Zimbabwean News You Can Trust
Labour, Economists and African Democrats (LEAD) leader Linda Masarira has called for the revision of the country’s history, to help future generations with factual knowledge of what happened before, during and after the liberation struggle.
Masarira said this on the sidelines of the Zimbabwe Peacebuilding Initiative (ZimPI) to honor the late former Zimbabwean Prime Minister Abel Muzorewa, who was labeled a “puppet” of the Ian Smith administration during the colonial period.
Addressing journalists in Harare, the outspeoken opposition politician explained how she benefited from engaging in a meaningful gathering with Muzorewa’s family, government, and war vets, who revealed how the late Anglican Church Bishop contributed to the liberation of the country.
She added that more engagements should happen periodically to help the younger generation with an unbiased history of events that happened when Zimbabweans fought the liberation struggle.
“What is subjected to my generation is a distorted history of the late Abel Muzorewa, and today I’m happy we got clarity from people who worked and stayed with him, who explained the false realities we have been holding all along. Maybe it came from his detractors, so there is a need for a rewrite of our history,” Masarira told reporters.
Gospel musician Pax Gomo, who also attended the event, said he was uncomfortable producing songs aligned to the late Muzorewa because of existing narratives.
“I appreciate this event because it taught me various things. Personally, I was afraid as a musician to produce content aligned to the Bishop, because I thought I would be caught on the wrong side of the law, but the event educated me the late was a real Zimbabwean hero.”
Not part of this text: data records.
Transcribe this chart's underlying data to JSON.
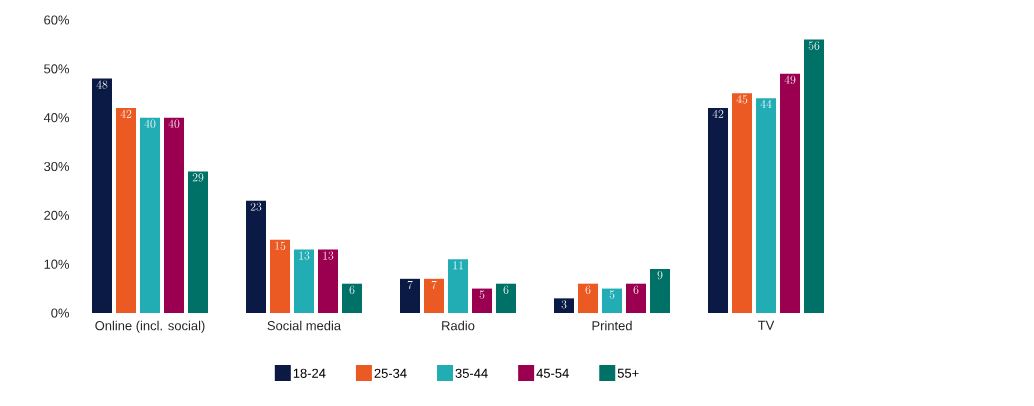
{
  "chart_data": {
    "type": "bar",
    "categories": [
      "Online (incl. social)",
      "Social media",
      "Radio",
      "Printed",
      "TV"
    ],
    "series": [
      {
        "name": "18-24",
        "color": "#0b1a45",
        "values": [
          48,
          23,
          7,
          3,
          42
        ]
      },
      {
        "name": "25-34",
        "color": "#ec5a24",
        "values": [
          42,
          15,
          7,
          6,
          45
        ]
      },
      {
        "name": "35-44",
        "color": "#22adb5",
        "values": [
          40,
          13,
          11,
          5,
          44
        ]
      },
      {
        "name": "45-54",
        "color": "#9b0050",
        "values": [
          40,
          13,
          5,
          6,
          49
        ]
      },
      {
        "name": "55+",
        "color": "#007166",
        "values": [
          29,
          6,
          6,
          9,
          56
        ]
      }
    ],
    "ylim": [
      0,
      60
    ],
    "yticks": [
      {
        "value": 0,
        "label": "0%"
      },
      {
        "value": 10,
        "label": "10%"
      },
      {
        "value": 20,
        "label": "20%"
      },
      {
        "value": 30,
        "label": "30%"
      },
      {
        "value": 40,
        "label": "40%"
      },
      {
        "value": 50,
        "label": "50%"
      },
      {
        "value": 60,
        "label": "60%"
      }
    ],
    "data_labels": true,
    "legend": "bottom",
    "grid": false
  }
}
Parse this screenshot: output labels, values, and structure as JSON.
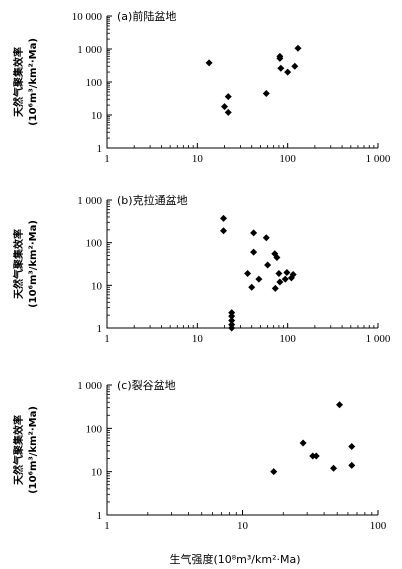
{
  "chart_data": [
    {
      "type": "scatter",
      "title": "(a)前陆盆地",
      "ylabel_line1": "天然气聚集效率",
      "ylabel_line2": "(10⁶m³/km²·Ma)",
      "xscale": "log",
      "yscale": "log",
      "xlim": [
        1,
        1000
      ],
      "ylim": [
        1,
        10000
      ],
      "xticks": [
        1,
        10,
        100,
        1000
      ],
      "xtick_labels": [
        "1",
        "10",
        "100",
        "1 000"
      ],
      "yticks": [
        1,
        10,
        100,
        1000,
        10000
      ],
      "ytick_labels": [
        "1",
        "10",
        "100",
        "1 000",
        "10 000"
      ],
      "grid": false,
      "points": [
        {
          "x": 13.5,
          "y": 380
        },
        {
          "x": 20,
          "y": 18
        },
        {
          "x": 22,
          "y": 36
        },
        {
          "x": 22,
          "y": 12
        },
        {
          "x": 58,
          "y": 45
        },
        {
          "x": 82,
          "y": 600
        },
        {
          "x": 82,
          "y": 520
        },
        {
          "x": 84,
          "y": 260
        },
        {
          "x": 100,
          "y": 200
        },
        {
          "x": 120,
          "y": 300
        },
        {
          "x": 130,
          "y": 1050
        }
      ]
    },
    {
      "type": "scatter",
      "title": "(b)克拉通盆地",
      "ylabel_line1": "天然气聚集效率",
      "ylabel_line2": "(10⁶m³/km²·Ma)",
      "xscale": "log",
      "yscale": "log",
      "xlim": [
        1,
        1000
      ],
      "ylim": [
        1,
        1000
      ],
      "xticks": [
        1,
        10,
        100,
        1000
      ],
      "xtick_labels": [
        "1",
        "10",
        "100",
        "1 000"
      ],
      "yticks": [
        1,
        10,
        100,
        1000
      ],
      "ytick_labels": [
        "1",
        "10",
        "100",
        "1 000"
      ],
      "grid": false,
      "points": [
        {
          "x": 19.5,
          "y": 370
        },
        {
          "x": 19.5,
          "y": 190
        },
        {
          "x": 24,
          "y": 2.3
        },
        {
          "x": 24,
          "y": 1.9
        },
        {
          "x": 24,
          "y": 1.5
        },
        {
          "x": 24,
          "y": 1.2
        },
        {
          "x": 24,
          "y": 1.0
        },
        {
          "x": 36,
          "y": 19
        },
        {
          "x": 40,
          "y": 9
        },
        {
          "x": 42,
          "y": 170
        },
        {
          "x": 42,
          "y": 60
        },
        {
          "x": 48,
          "y": 14
        },
        {
          "x": 58,
          "y": 130
        },
        {
          "x": 60,
          "y": 30
        },
        {
          "x": 72,
          "y": 55
        },
        {
          "x": 73,
          "y": 8.5
        },
        {
          "x": 76,
          "y": 45
        },
        {
          "x": 80,
          "y": 19
        },
        {
          "x": 82,
          "y": 12
        },
        {
          "x": 94,
          "y": 14
        },
        {
          "x": 98,
          "y": 20
        },
        {
          "x": 110,
          "y": 15
        },
        {
          "x": 115,
          "y": 18
        }
      ]
    },
    {
      "type": "scatter",
      "title": "(c)裂谷盆地",
      "ylabel_line1": "天然气聚集效率",
      "ylabel_line2": "(10⁶m³/km²·Ma)",
      "xscale": "log",
      "yscale": "log",
      "xlim": [
        1,
        100
      ],
      "ylim": [
        1,
        1000
      ],
      "xticks": [
        1,
        10,
        100
      ],
      "xtick_labels": [
        "1",
        "10",
        "100"
      ],
      "yticks": [
        1,
        10,
        100,
        1000
      ],
      "ytick_labels": [
        "1",
        "10",
        "100",
        "1 000"
      ],
      "grid": false,
      "points": [
        {
          "x": 17,
          "y": 10
        },
        {
          "x": 28,
          "y": 46
        },
        {
          "x": 33,
          "y": 23
        },
        {
          "x": 35,
          "y": 23
        },
        {
          "x": 47,
          "y": 12
        },
        {
          "x": 52,
          "y": 350
        },
        {
          "x": 64,
          "y": 38
        },
        {
          "x": 64,
          "y": 14
        }
      ]
    }
  ],
  "shared_xlabel": "生气强度(10⁸m³/km²·Ma)"
}
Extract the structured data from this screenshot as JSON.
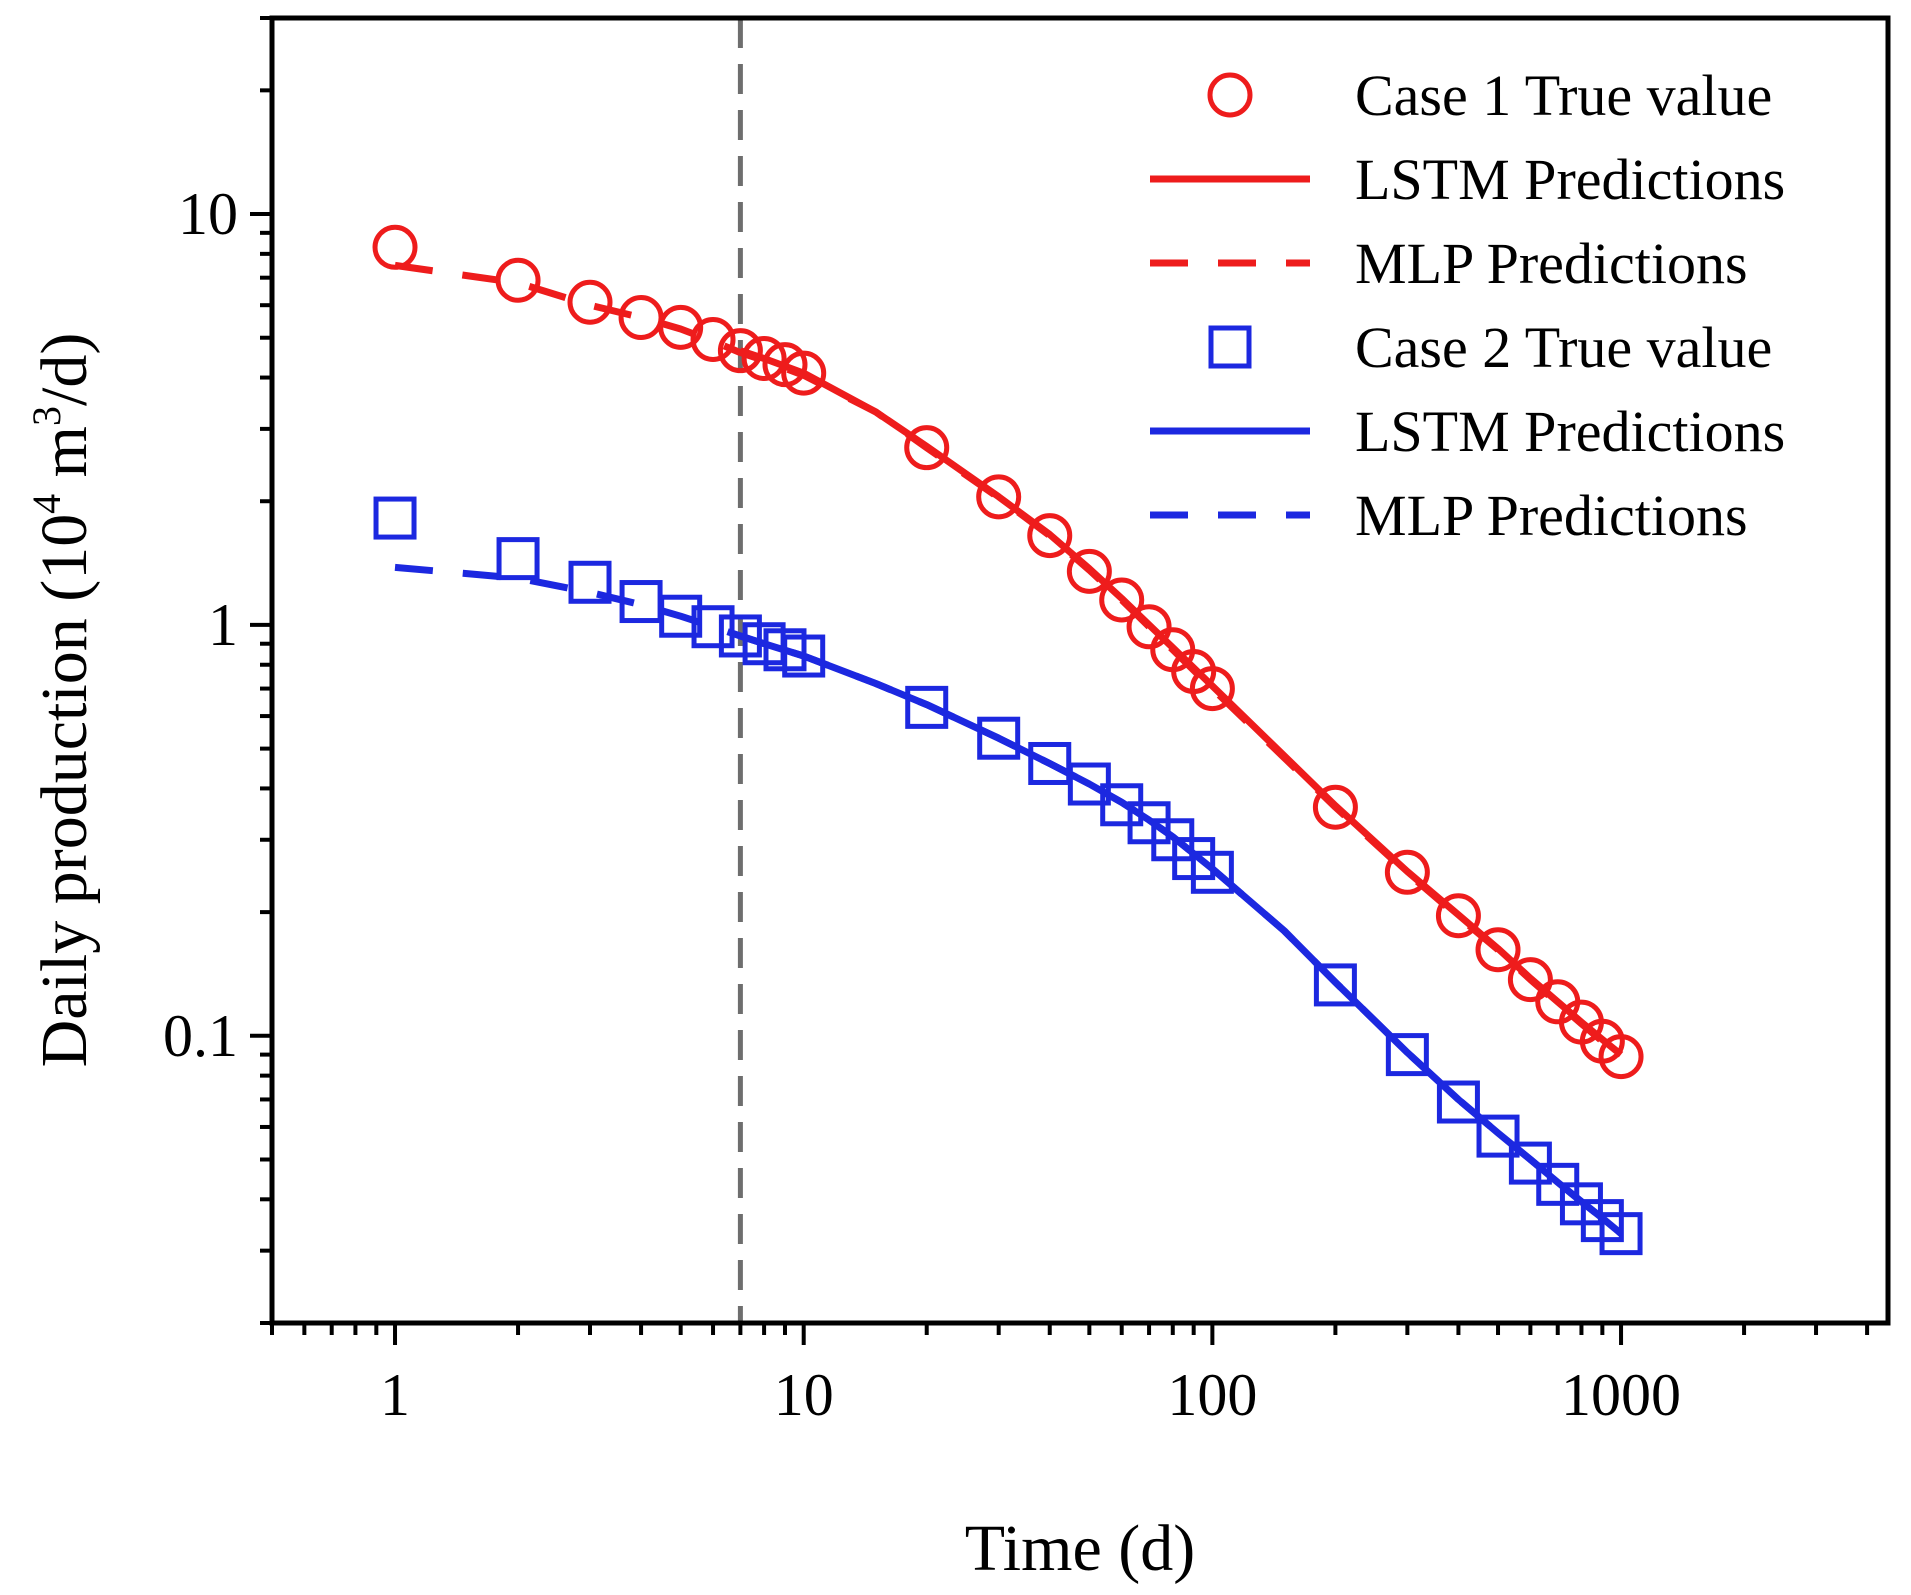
{
  "chart_data": {
    "type": "scatter",
    "xscale": "log",
    "yscale": "log",
    "xlabel": "Time (d)",
    "ylabel": {
      "prefix": "Daily production (10",
      "sup1": "4",
      "mid": " m",
      "sup2": "3",
      "suffix": "/d)"
    },
    "xlim": [
      0.5,
      4500
    ],
    "ylim": [
      0.02,
      30
    ],
    "xticks": [
      {
        "value": 1,
        "label": "1"
      },
      {
        "value": 10,
        "label": "10"
      },
      {
        "value": 100,
        "label": "100"
      },
      {
        "value": 1000,
        "label": "1000"
      }
    ],
    "yticks": [
      {
        "value": 0.1,
        "label": "0.1"
      },
      {
        "value": 1,
        "label": "1"
      },
      {
        "value": 10,
        "label": "10"
      }
    ],
    "vline_x": 7,
    "legend_position": "top-right",
    "colors": {
      "case1": "#ee1c1c",
      "case2": "#1c28e0",
      "vline": "#6e6e6e",
      "axis": "#000000"
    },
    "legend": [
      {
        "label": "Case 1 True value",
        "kind": "marker-circle",
        "series": "case1"
      },
      {
        "label": "LSTM Predictions",
        "kind": "line-solid",
        "series": "case1"
      },
      {
        "label": "MLP Predictions",
        "kind": "line-dashed",
        "series": "case1"
      },
      {
        "label": "Case 2 True value",
        "kind": "marker-square",
        "series": "case2"
      },
      {
        "label": "LSTM Predictions",
        "kind": "line-solid",
        "series": "case2"
      },
      {
        "label": "MLP Predictions",
        "kind": "line-dashed",
        "series": "case2"
      }
    ],
    "series": [
      {
        "name": "Case 1 True value",
        "key": "case1",
        "marker": "circle",
        "x": [
          1,
          2,
          3,
          4,
          5,
          6,
          7,
          8,
          9,
          10,
          20,
          30,
          40,
          50,
          60,
          70,
          80,
          90,
          100,
          200,
          300,
          400,
          500,
          600,
          700,
          800,
          900,
          1000
        ],
        "y": [
          8.3,
          6.9,
          6.1,
          5.6,
          5.3,
          4.95,
          4.65,
          4.45,
          4.3,
          4.1,
          2.7,
          2.05,
          1.65,
          1.35,
          1.15,
          0.99,
          0.87,
          0.77,
          0.7,
          0.36,
          0.25,
          0.196,
          0.162,
          0.137,
          0.121,
          0.108,
          0.097,
          0.089
        ]
      },
      {
        "name": "Case 1 LSTM Predictions",
        "key": "case1",
        "style": "solid",
        "x": [
          7,
          8,
          10,
          15,
          20,
          30,
          40,
          50,
          60,
          70,
          80,
          100,
          150,
          200,
          300,
          400,
          500,
          600,
          700,
          800,
          900,
          1000
        ],
        "y": [
          4.65,
          4.45,
          4.1,
          3.3,
          2.72,
          2.05,
          1.66,
          1.37,
          1.16,
          1.0,
          0.88,
          0.71,
          0.48,
          0.363,
          0.251,
          0.197,
          0.163,
          0.138,
          0.121,
          0.108,
          0.098,
          0.09
        ]
      },
      {
        "name": "Case 1 MLP Predictions",
        "key": "case1",
        "style": "dashed",
        "x": [
          1,
          2,
          3,
          4,
          5,
          6,
          7,
          8,
          10,
          15,
          20,
          30,
          40,
          50,
          60,
          70,
          80,
          100,
          150,
          200,
          300,
          400,
          500,
          600,
          700,
          800,
          900,
          1000
        ],
        "y": [
          7.5,
          6.8,
          6.0,
          5.6,
          5.25,
          4.9,
          4.6,
          4.4,
          4.05,
          3.3,
          2.7,
          2.04,
          1.65,
          1.36,
          1.15,
          0.99,
          0.87,
          0.7,
          0.475,
          0.36,
          0.249,
          0.195,
          0.162,
          0.137,
          0.12,
          0.107,
          0.097,
          0.089
        ]
      },
      {
        "name": "Case 2 True value",
        "key": "case2",
        "marker": "square",
        "x": [
          1,
          2,
          3,
          4,
          5,
          6,
          7,
          8,
          9,
          10,
          20,
          30,
          40,
          50,
          60,
          70,
          80,
          90,
          100,
          200,
          300,
          400,
          500,
          600,
          700,
          800,
          900,
          1000
        ],
        "y": [
          1.82,
          1.45,
          1.27,
          1.14,
          1.05,
          0.99,
          0.94,
          0.9,
          0.87,
          0.84,
          0.63,
          0.53,
          0.46,
          0.41,
          0.365,
          0.33,
          0.3,
          0.27,
          0.25,
          0.133,
          0.09,
          0.069,
          0.057,
          0.049,
          0.0435,
          0.039,
          0.0355,
          0.033
        ]
      },
      {
        "name": "Case 2 LSTM Predictions",
        "key": "case2",
        "style": "solid",
        "x": [
          7,
          8,
          10,
          15,
          20,
          30,
          40,
          50,
          60,
          70,
          80,
          100,
          150,
          200,
          300,
          400,
          500,
          600,
          700,
          800,
          900,
          1000
        ],
        "y": [
          0.94,
          0.9,
          0.84,
          0.72,
          0.64,
          0.53,
          0.46,
          0.41,
          0.37,
          0.335,
          0.305,
          0.255,
          0.18,
          0.135,
          0.091,
          0.07,
          0.058,
          0.05,
          0.044,
          0.0395,
          0.036,
          0.033
        ]
      },
      {
        "name": "Case 2 MLP Predictions",
        "key": "case2",
        "style": "dashed",
        "x": [
          1,
          2,
          3,
          4,
          5,
          6,
          7,
          8,
          10,
          15,
          20,
          30,
          40,
          50,
          60,
          70,
          80,
          100,
          150,
          200,
          300,
          400,
          500,
          600,
          700,
          800,
          900,
          1000
        ],
        "y": [
          1.38,
          1.3,
          1.2,
          1.12,
          1.05,
          0.99,
          0.94,
          0.9,
          0.84,
          0.72,
          0.64,
          0.53,
          0.46,
          0.41,
          0.37,
          0.335,
          0.305,
          0.255,
          0.18,
          0.135,
          0.091,
          0.07,
          0.058,
          0.05,
          0.044,
          0.0395,
          0.036,
          0.033
        ]
      }
    ]
  }
}
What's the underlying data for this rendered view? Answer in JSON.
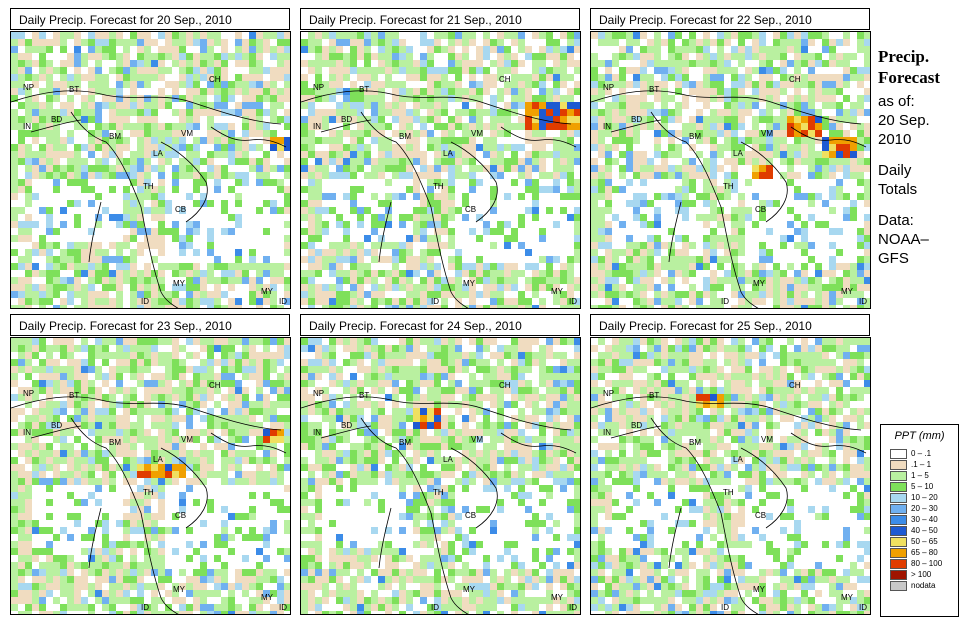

Also in attendance were Harare Mayor Jacob Mafume and Women’s Affairs Minister Monica Mutsvangwa, who was the guest of honor.
Mutsvangwa spoke on the importance of the country’s history, reiterating that Muzorewa contributed positively to the country’s attainment of independence.
Abel Tendekayi Muzorewa, born April 14, 1925, in Southern Rhodhesia, now Zimbabwe, died in 2010. He was the Prime Minister of the short-lived Zimbabwe-Rhodesia, which only lasted from June to December 1979, in a transitional period preceding independence on April 18, 1980.